Pithouse told Daily Maverick that “the allegation that there was some sort of prohibition on critical statements on China is simply not true”. He added that Accone himself “published a number of critical articles on China”.
The same applies to New Frame’s coverage of Russia, Pithouse said, adding that concerns over the publication’s perceived indifference to the “suffering of the Ukrainian people” stemmed from a handful of white staff members taking a “profoundly racialised” position.
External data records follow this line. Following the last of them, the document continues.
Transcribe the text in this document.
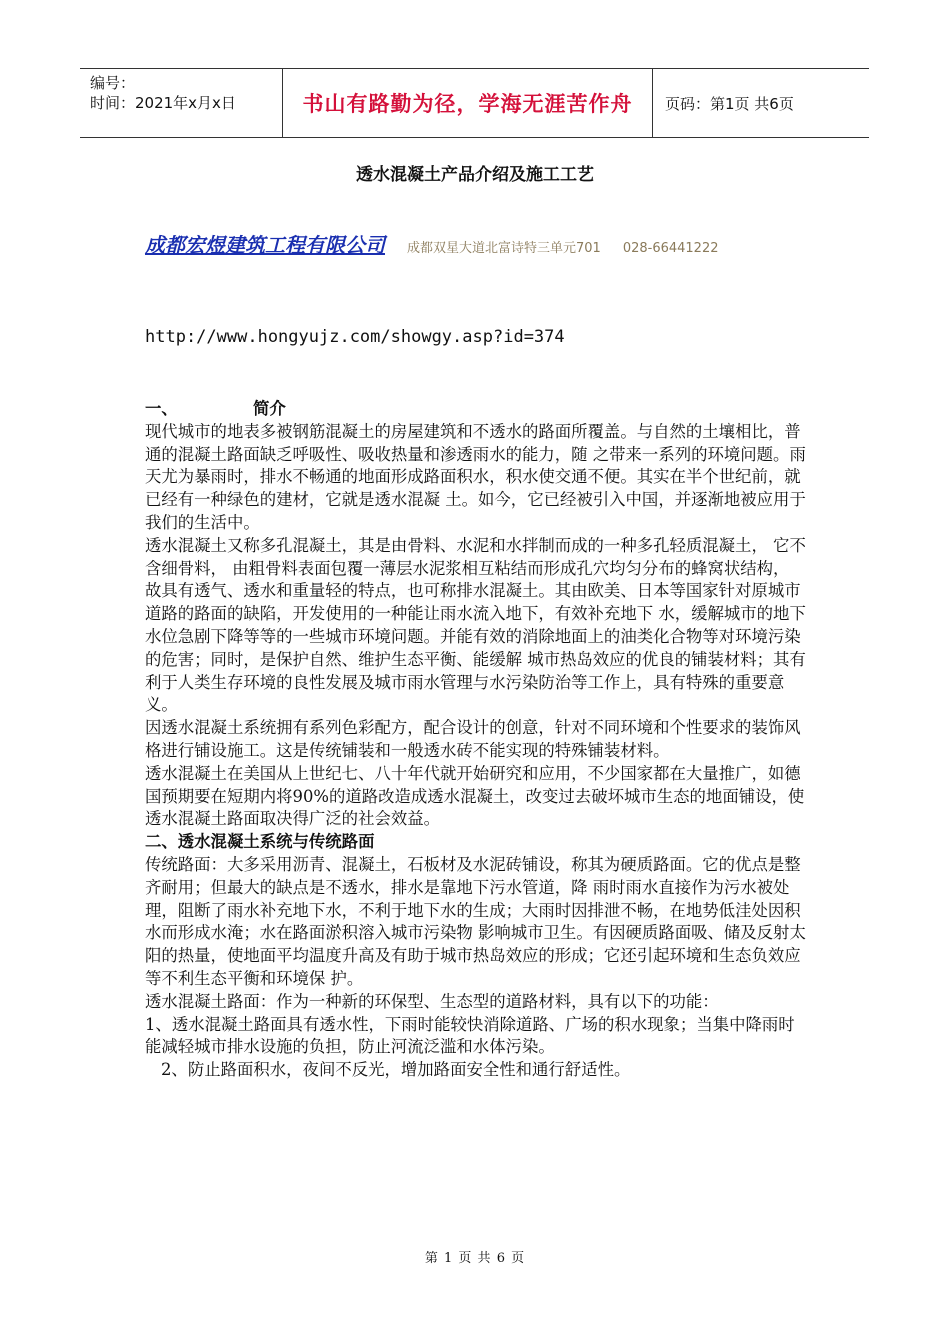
编号：
时间：2021年x月x日	书山有路勤为径，学海无涯苦作舟	页码：第1页 共6页
透水混凝土产品介绍及施工工艺
成都宏煜建筑工程有限公司 成都双星大道北富诗特三单元701 028-66441222
http://www.hongyujz.com/showgy.asp?id=374

一、	简介

现代城市的地表多被钢筋混凝土的房屋建筑和不透水的路面所覆盖。与自然的土壤相比，普通的混凝土路面缺乏呼吸性、吸收热量和渗透雨水的能力，随 之带来一系列的环境问题。雨天尤为暴雨时，排水不畅通的地面形成路面积水，积水使交通不便。其实在半个世纪前，就已经有一种绿色的建材，它就是透水混凝 土。如今，它已经被引入中国，并逐渐地被应用于我们的生活中。

透水混凝土又称多孔混凝土，其是由骨料、水泥和水拌制而成的一种多孔轻质混凝土， 它不含细骨料， 由粗骨料表面包覆一薄层水泥浆相互粘结而形成孔穴均匀分布的蜂窝状结构， 故具有透气、透水和重量轻的特点，也可称排水混凝土。其由欧美、日本等国家针对原城市道路的路面的缺陷，开发使用的一种能让雨水流入地下，有效补充地下 水，缓解城市的地下水位急剧下降等等的一些城市环境问题。并能有效的消除地面上的油类化合物等对环境污染的危害；同时，是保护自然、维护生态平衡、能缓解 城市热岛效应的优良的铺装材料；其有利于人类生存环境的良性发展及城市雨水管理与水污染防治等工作上，具有特殊的重要意义。

因透水混凝土系统拥有系列色彩配方，配合设计的创意，针对不同环境和个性要求的装饰风格进行铺设施工。这是传统铺装和一般透水砖不能实现的特殊铺装材料。

透水混凝土在美国从上世纪七、八十年代就开始研究和应用，不少国家都在大量推广，如德国预期要在短期内将90%的道路改造成透水混凝土，改变过去破坏城市生态的地面铺设，使透水混凝土路面取决得广泛的社会效益。

二、透水混凝土系统与传统路面

传统路面：大多采用沥青、混凝土，石板材及水泥砖铺设，称其为硬质路面。它的优点是整齐耐用；但最大的缺点是不透水，排水是靠地下污水管道，降 雨时雨水直接作为污水被处理，阻断了雨水补充地下水，不利于地下水的生成；大雨时因排泄不畅，在地势低洼处因积水而形成水淹；水在路面淤积溶入城市污染物 影响城市卫生。有因硬质路面吸、储及反射太阳的热量，使地面平均温度升高及有助于城市热岛效应的形成；它还引起环境和生态负效应等不利生态平衡和环境保 护。

透水混凝土路面：作为一种新的环保型、生态型的道路材料，具有以下的功能：

1、透水混凝土路面具有透水性，下雨时能较快消除道路、广场的积水现象；当集中降雨时能减轻城市排水设施的负担，防止河流泛滥和水体污染。

2、防止路面积水，夜间不反光，增加路面安全性和通行舒适性。

第 1 页 共 6 页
There are stark differences of opinion in left-wing discourse globally when it comes to issues relating to Russia and China, and that this heated contestation should have spilled over into the New Frame newsroom is unsurprising.
But in a meeting held specifically to address concerns over “ideology”, Pithouse made it clear that the pushback he was receiving from his staff was becoming an increasingly unwelcome headache. Terming the New Lines Magazine investigation into Singham a “conspiracy theory” that staff should ignore, Pithouse said his journalists were becoming “paranoid”.
He also complained that he now felt compelled to reject certain “good” stories taking particular positions on issues because his staff would “freak out”.
Pithouse’s tone in this meeting, which would be followed some weeks later by the first announcement of potential budget cuts and thereafter the publication’s sudden closure, has led some New Frame journalists to theorise that Singham cut off funding after being made aware that staff was becoming “too bolshy”, in one staffer’s words.
There is currently no evidence to support this, since Singham has offered no public explanation for the funding’s withdrawal, while Pithouse continues to maintain that sudden dissatisfaction over the site’s readership and operating costs is the major reason for New Frame’s closure.
One of the few factors beyond dispute in this messy affair is the toll it has taken on all involved — including Pithouse, who for a stretch of New Frame’s operating period was seriously ill.
A number of the journalists interviewed by Daily Maverick for this story described themselves as “traumatised” and “gaslit” — not just by the prospect of imminent unemployment in a job-scarce industry, but by the baffling circumstances around the closure and the toxic aftermath that continues to play out.
There is a lingering impression for some that they may have been used as unwitting pawns in a much wider game centred on Singham’s political vision for South Africa — a game they had no desire to sign up for as journalists primarily hoping to tell stories that mattered.
Pithouse told Daily Maverick that any suggestion that New Frame was being used to support undisclosed political intentions is “a conspiracy theory”.
But the journalists who spoke to Daily Maverick find it inexplicable that Pithouse has not seemed to voice any public frustration at all towards the funder who has left them high and dry so suddenly.
Asked by Daily Maverick what his professional plans were for the near future, Pithouse said that he hoped to return to teaching and writing if possible.
He noted that he has a previous relationship with “Global South research centre” Tricontinental, adding: “It seems that I may be able to continue with that work should I so wish”.